A Fifa anunciou que irá discutir a ampliação da Copa do Mundo para 64 seleções após o Mundial de 2026, conforme declarou o presidente da entidade, Gianni Infantino. A proposta será analisada pelos órgãos dirigentes da federação internacional, em um movimento que pode transformar a estrutura do torneio mais prestigiado do futebol. O formato atual, com 48 equipes, estreou nesta edição de 2026, e a nova expansão já gera debates sobre o calendário esportivo e o equilíbrio competitivo.

A declaração foi feita por Infantino durante evento oficial, sem detalhar prazos ou etapas do processo. A Fifa não divulgou estudos de impacto, mas a proposta reflete uma tendência de crescimento do torneio, que passou de 32 para 48 times em 2026. A ampliação para 64 seleções exigiria ajustes no calendário de clubes e seleções, além de aumentar o número de jogos e a pressão sobre os atletas.

Panorama político e econômico

A discussão ocorre em meio a um cenário de expansão comercial da Fifa, que busca maximizar receitas com direitos de transmissão e patrocínios. A Copa do Mundo de 2026, sediada por Estados Unidos, Canadá e México, já é a maior da história, com 48 seleções. A proposta de 64 times, no entanto, enfrenta resistência de ligas nacionais e confederações, preocupadas com a sobrecarga de jogos e a desvalorização de torneios regionais.

Críticos apontam que a ampliação pode diluir a qualidade técnica do torneio, enquanto defensores argumentam que ela aumenta a representatividade global. A Fifa não confirmou se a mudança valeria para a edição de 2030, que será sediada por Marrocos, Portugal e Espanha, ou para 2034. A decisão final caberá ao Congresso da Fifa, que reúne as 211 federações filiadas.
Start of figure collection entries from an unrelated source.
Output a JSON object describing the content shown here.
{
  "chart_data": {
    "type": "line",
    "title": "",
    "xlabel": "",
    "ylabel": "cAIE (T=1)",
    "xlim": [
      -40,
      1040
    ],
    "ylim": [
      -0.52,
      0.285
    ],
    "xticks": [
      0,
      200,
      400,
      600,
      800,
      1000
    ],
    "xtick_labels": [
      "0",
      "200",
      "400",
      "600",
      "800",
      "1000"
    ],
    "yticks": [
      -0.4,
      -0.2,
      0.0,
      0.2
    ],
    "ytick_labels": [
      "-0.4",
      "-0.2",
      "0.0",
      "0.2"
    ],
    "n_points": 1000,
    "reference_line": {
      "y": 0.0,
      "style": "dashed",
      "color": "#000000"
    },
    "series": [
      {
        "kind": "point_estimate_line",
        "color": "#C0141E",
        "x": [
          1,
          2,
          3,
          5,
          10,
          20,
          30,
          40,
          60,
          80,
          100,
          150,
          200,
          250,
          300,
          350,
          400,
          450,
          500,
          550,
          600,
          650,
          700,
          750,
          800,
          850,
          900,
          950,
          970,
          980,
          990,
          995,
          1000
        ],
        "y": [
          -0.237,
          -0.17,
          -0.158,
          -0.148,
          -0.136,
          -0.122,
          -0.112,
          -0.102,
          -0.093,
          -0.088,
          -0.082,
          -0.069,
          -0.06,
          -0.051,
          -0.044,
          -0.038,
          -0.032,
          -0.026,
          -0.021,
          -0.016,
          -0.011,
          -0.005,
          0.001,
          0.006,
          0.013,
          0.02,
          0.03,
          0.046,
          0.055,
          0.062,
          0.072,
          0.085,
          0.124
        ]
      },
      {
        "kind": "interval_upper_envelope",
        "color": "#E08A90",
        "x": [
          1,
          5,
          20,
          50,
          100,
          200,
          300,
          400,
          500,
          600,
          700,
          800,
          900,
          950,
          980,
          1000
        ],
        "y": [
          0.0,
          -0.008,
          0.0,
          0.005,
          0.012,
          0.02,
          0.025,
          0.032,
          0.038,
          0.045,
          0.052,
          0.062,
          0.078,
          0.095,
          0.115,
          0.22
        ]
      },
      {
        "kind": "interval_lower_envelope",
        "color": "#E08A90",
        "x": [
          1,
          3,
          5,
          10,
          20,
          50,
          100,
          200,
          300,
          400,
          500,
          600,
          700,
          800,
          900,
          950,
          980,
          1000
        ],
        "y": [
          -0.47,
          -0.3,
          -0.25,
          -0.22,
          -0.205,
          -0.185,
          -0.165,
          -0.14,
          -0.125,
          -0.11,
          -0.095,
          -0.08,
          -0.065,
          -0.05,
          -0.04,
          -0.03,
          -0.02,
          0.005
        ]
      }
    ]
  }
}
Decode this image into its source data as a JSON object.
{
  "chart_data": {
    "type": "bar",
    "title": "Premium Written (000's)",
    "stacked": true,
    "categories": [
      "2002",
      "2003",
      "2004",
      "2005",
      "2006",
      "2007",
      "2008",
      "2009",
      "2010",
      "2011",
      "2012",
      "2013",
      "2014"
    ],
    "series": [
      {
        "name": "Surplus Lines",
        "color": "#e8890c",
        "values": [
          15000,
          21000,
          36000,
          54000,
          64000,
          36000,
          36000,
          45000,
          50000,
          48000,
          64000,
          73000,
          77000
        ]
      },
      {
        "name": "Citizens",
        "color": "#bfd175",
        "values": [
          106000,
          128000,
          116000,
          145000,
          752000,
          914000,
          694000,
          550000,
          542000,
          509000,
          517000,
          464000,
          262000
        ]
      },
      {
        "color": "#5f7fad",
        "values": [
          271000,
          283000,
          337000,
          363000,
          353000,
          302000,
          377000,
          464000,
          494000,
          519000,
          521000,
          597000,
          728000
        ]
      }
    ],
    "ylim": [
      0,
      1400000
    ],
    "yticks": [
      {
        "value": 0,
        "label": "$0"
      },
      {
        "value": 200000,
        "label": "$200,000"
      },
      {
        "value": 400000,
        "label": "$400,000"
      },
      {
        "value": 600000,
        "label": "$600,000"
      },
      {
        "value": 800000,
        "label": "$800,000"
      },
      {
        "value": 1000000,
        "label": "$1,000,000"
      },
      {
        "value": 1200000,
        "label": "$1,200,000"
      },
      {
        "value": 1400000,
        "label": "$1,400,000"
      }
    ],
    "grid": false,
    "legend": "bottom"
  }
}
O anúncio de Infantino ocorre em um momento de tensão política no futebol mundial, com debates sobre reformas na governança da entidade e críticas à concentração de poder. A proposta de 64 seleções pode ser vista como uma tentativa de ampliar a base de apoio entre federações menores, mas também levanta questões sobre a sustentabilidade do torneio a longo prazo.